# Fischereirevier Donau bei Mauthausen (Koppelrecht AU\Donau Aist)



## thymallusAUT (18. April 2007)

Hallo Leute!

Da ich im Österreichthread nicht gerade viele Antwort bekomme, erstelle ich mal einen eigenen Eintrag.

Also: Habe soeben eine Jahreskarte für das o.a. Gebiet geschenkt bekommen. Da ich in der Donau, außer in Abwinden auf Barben und in Aschach auf Zander, nocht nicht gefischt habe, wäre ich für Tipps zu diesem Gebiet sehr dankbar. Ich würde gerne mit Kunstköder (Spinner, Wobbler, Jerkbaits, Gummifisch) auf Hecht, Zander und Barsch fischen. Hoffe ihr könnt mir einige Tipps geben.

Danke


----------



## Ruesch (20. April 2007)

*AW: Fischereirevier Donau bei Mauthausen (Koppelrecht AU\Donau Aist)*

Hallo, 

also die Aist und die Aistmündung ist immer nen Versuch wert, auch wenn ich die letzten male Schneider geblieben bin.  
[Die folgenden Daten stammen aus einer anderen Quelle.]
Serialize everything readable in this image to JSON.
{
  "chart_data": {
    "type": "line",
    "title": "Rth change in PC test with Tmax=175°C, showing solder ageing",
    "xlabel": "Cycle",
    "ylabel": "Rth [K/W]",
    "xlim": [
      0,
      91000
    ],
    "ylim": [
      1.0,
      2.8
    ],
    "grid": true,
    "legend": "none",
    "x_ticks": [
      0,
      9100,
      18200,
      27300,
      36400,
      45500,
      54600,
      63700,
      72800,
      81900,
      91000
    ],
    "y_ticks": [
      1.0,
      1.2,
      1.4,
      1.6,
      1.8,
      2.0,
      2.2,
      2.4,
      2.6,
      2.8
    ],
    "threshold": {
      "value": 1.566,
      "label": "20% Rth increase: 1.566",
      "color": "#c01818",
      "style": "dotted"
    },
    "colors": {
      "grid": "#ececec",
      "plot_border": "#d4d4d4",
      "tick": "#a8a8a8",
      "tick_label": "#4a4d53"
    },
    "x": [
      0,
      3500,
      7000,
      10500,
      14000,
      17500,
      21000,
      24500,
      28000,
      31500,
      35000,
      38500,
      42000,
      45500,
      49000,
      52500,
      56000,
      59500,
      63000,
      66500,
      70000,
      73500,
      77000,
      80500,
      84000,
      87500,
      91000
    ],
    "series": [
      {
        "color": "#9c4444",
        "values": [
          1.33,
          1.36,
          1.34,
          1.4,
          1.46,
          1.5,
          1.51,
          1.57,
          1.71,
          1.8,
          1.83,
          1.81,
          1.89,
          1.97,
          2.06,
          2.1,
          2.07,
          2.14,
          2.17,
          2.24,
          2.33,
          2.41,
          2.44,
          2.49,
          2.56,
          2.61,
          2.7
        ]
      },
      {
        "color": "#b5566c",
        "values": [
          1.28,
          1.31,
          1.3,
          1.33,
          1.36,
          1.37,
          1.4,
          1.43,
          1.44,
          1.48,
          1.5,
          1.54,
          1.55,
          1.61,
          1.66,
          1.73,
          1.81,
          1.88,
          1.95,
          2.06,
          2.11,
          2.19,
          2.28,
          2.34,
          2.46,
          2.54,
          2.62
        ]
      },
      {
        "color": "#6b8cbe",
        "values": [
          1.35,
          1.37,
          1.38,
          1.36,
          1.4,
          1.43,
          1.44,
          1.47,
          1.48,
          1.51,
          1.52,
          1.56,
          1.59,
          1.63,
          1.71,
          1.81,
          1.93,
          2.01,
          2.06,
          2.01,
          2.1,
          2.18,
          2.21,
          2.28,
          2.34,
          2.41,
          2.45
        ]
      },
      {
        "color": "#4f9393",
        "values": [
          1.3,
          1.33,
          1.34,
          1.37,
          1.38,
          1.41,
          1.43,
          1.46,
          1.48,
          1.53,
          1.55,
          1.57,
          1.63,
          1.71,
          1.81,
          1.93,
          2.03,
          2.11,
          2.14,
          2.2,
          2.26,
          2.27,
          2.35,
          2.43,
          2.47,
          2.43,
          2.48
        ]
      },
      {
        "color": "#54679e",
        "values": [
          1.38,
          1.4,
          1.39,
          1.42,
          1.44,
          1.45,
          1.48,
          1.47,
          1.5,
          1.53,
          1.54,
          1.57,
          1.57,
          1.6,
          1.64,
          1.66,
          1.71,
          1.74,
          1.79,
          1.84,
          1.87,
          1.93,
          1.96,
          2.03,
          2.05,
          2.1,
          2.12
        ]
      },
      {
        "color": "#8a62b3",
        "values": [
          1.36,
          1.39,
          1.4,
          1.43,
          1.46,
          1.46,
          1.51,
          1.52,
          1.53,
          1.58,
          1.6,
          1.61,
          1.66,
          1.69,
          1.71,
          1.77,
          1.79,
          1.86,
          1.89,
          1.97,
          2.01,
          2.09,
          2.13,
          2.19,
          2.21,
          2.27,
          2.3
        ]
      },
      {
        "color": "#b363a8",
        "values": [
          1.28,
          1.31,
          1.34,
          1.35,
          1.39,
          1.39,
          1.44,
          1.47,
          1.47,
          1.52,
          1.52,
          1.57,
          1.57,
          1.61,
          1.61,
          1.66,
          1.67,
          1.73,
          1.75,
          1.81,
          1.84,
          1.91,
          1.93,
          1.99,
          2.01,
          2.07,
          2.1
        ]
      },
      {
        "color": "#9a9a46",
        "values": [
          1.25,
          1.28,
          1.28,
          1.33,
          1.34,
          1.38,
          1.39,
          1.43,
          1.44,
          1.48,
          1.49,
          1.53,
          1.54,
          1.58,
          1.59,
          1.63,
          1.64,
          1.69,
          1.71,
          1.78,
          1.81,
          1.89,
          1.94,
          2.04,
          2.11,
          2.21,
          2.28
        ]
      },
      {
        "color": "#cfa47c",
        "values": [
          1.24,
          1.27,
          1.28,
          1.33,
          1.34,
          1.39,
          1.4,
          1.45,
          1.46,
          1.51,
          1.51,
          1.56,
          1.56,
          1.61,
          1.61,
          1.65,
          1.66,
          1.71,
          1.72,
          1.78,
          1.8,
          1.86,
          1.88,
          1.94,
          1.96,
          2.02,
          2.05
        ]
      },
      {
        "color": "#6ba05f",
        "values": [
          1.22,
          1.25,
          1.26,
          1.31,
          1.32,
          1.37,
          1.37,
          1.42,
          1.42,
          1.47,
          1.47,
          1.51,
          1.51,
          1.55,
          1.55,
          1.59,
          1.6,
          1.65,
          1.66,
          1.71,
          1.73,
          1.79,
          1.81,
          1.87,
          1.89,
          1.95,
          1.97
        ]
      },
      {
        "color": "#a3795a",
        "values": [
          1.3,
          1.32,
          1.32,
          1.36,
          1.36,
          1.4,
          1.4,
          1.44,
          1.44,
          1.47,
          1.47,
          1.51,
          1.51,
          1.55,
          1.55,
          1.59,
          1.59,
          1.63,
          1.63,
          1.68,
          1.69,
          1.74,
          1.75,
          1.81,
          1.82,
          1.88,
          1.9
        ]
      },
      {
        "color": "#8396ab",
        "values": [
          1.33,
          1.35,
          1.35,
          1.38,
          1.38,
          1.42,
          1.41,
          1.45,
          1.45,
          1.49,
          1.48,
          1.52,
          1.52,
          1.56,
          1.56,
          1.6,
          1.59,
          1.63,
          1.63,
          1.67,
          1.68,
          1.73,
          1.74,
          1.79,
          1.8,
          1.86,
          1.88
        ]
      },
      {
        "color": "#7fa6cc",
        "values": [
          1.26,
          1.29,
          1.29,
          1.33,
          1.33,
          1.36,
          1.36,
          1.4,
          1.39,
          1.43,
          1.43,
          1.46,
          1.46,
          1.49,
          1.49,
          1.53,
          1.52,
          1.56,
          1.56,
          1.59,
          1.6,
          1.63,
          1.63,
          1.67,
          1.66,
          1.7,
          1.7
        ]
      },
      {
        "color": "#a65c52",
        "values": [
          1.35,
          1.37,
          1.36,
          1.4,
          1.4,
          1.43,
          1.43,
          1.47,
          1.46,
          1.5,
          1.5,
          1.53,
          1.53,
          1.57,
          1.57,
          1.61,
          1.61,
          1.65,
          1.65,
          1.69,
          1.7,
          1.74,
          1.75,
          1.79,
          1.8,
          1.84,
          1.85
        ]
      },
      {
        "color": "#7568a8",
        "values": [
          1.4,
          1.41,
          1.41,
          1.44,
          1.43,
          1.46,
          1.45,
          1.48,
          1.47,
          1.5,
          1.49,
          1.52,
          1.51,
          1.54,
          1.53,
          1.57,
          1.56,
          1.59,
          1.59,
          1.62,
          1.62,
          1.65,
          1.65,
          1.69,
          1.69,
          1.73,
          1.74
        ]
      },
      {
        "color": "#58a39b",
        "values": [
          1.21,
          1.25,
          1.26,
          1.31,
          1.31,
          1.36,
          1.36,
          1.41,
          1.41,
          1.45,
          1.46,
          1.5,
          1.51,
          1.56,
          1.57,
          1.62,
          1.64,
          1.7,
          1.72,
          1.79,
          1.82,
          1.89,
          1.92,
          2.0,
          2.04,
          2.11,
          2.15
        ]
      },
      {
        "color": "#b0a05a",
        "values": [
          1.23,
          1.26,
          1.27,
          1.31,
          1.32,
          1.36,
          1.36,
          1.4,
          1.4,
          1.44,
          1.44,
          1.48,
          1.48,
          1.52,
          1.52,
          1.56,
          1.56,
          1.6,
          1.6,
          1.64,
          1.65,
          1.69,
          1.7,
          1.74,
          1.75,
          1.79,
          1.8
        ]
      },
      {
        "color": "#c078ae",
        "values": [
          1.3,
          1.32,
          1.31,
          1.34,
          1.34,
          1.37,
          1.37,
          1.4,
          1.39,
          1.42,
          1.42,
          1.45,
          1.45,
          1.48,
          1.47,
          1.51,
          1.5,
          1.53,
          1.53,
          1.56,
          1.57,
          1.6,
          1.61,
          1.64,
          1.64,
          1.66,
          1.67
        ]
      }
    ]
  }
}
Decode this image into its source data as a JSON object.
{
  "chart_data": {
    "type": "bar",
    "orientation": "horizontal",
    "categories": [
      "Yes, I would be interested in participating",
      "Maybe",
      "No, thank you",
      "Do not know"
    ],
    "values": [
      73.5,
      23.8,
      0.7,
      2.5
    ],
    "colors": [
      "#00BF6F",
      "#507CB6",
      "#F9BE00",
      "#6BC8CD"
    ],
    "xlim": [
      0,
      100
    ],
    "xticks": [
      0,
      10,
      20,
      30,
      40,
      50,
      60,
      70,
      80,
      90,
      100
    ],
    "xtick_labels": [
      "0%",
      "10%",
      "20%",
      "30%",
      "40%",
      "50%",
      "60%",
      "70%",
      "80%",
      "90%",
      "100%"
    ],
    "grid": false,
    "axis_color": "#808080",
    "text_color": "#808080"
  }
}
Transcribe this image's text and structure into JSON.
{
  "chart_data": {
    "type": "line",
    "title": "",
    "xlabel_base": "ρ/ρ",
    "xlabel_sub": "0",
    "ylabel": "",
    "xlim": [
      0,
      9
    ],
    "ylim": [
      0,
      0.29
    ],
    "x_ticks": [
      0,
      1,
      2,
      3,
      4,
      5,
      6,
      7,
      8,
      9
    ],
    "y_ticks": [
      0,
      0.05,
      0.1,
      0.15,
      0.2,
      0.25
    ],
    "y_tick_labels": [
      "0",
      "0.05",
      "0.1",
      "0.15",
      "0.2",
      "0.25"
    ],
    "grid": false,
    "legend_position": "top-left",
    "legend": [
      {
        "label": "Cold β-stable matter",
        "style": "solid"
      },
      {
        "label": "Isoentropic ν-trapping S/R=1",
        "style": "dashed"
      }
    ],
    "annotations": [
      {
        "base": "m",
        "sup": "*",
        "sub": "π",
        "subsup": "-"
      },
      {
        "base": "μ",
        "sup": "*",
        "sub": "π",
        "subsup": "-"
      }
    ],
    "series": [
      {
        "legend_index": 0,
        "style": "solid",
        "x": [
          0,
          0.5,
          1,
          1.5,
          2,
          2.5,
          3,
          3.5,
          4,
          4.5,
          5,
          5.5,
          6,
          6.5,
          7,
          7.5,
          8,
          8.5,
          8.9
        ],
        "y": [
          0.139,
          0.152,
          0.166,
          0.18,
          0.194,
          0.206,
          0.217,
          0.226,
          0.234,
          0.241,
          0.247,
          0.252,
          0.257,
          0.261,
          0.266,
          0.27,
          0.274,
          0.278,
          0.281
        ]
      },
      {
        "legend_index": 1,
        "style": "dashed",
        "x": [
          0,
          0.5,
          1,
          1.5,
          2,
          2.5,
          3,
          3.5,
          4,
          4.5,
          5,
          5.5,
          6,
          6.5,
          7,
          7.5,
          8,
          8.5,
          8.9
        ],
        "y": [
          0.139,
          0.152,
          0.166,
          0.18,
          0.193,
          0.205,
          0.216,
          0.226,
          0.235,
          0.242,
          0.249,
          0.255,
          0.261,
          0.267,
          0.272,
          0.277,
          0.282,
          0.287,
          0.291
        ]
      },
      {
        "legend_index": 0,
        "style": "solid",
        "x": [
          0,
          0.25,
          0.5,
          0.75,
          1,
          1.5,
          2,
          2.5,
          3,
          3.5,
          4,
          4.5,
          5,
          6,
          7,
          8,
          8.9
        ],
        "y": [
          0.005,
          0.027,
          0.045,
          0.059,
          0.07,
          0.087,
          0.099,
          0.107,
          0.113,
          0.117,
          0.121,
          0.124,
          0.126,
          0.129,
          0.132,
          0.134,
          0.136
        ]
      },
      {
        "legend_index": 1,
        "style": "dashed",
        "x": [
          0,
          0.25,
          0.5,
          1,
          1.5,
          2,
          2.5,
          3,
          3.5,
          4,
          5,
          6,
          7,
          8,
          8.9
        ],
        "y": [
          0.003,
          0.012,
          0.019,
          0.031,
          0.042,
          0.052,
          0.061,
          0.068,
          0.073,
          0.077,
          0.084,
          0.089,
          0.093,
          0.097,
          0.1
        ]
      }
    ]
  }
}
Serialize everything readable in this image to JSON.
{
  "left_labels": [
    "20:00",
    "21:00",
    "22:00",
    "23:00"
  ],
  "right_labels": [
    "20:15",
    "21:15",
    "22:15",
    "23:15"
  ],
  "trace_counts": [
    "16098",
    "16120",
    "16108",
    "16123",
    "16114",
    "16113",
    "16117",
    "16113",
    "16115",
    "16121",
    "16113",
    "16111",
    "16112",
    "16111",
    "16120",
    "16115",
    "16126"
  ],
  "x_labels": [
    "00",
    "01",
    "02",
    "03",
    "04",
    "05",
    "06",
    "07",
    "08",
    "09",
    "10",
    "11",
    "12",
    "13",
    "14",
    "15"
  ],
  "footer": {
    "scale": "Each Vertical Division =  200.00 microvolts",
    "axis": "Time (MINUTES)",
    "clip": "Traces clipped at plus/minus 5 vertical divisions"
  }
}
Hafen spinnen auf Hecht, in der Höhe des Campingplatzes auf Zander. 

Am Ende im Altarm z.B. auf Karpfen. 

Einfach mal den Treppelweg enlanggehen und Kollegen fragen

Gruß 

Ruesch

PS: ich lasse heuer Au aus und versuche mich in Aschach.


----------



## thymallusAUT (21. April 2007)

*AW: Fischereirevier Donau bei Mauthausen (Koppelrecht AU\Donau Aist)*

Hallo Ruesch!

Danke für die Info! Aschach war ich früher öfters. Wäre interessant ob da wieder mehr los ist. Villeicht kannst du ja mal einen Erfahrungsbericht posten.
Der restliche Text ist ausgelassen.